• May 12, 2018

    When I say ‘I’, where does this word resonate in me? What is the sensation? This is an important question. ‘I’ is a very powerful word and it tells me a great deal about myself.

    Do I avoid the word ‘I’ in my speech? Do I say tend to say ‘we’ or ‘you’? Why would I do this?

    For example, I may say: ‘We don’t seem to take such and such issue seriously’ instead of ‘I don’t seem to take this issue seriously’. Am I really able to speak for a collective? Perhaps I should just own up to my own opinions rather than generalizing them?

    Every time I say ‘I’, there is an opportunity to observe myself. When I use other pronouns, am I deflecting attention away from me because I do not wish to observe myself?

    Then there are those masters of circumlocution who twist their sentences around to avoid the use of ‘I’. They try to make their statements impersonal or general in nature to avoid the appearance of ego or subjectivity. Perhaps this has a limited application in academic discourse but it also leads to abstractions that limit communication and may make false claims to universality. Can I stand for what I say? Can I bring who I am to what I say?

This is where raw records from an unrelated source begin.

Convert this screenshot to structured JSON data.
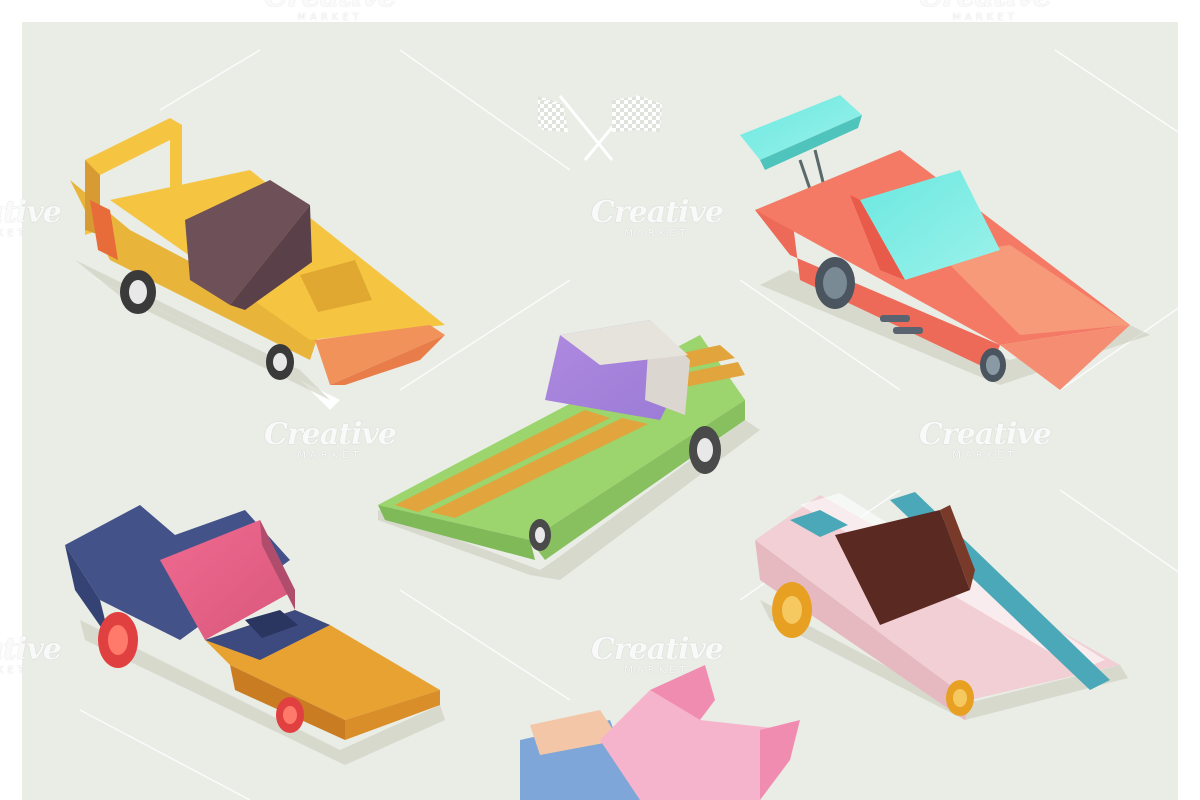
{
  "watermark": {
    "brand": "Creative",
    "sub": "MARKET"
  },
  "colors": {
    "background": "#e9ede6",
    "frame": "#ffffff",
    "yellow_car": "#f5c542",
    "coral_car": "#f47a66",
    "green_car": "#9cd46e",
    "navy_car": "#44528a",
    "pink_car": "#f1cfd4",
    "blue_car": "#7fa6d8"
  },
  "icons": {
    "flags": "crossed-checkered-flags-icon"
  }
}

    Consider the different ways I may start a sentence:

    I think….

    I believe…

    I know…

    I sense…

    I feel…

    I hear…

    I want…

    I wish…

    I agree…

    I don’t…

    Each of these formulations brings something different to what I say because each verb is active and activates something in me; each has the possibility of beginning in a different place in me and ‘sounding’ differently. What makes each verb unique is the possibility that at the moment of saying ‘I’, I observe myself and that places ‘I’ inside of what I say.

    Can I sense where my ‘I’ is when I speak? Can I observe the impact of that location on my state and my connection to the one I speak to? When my presence is present in the present, where is I?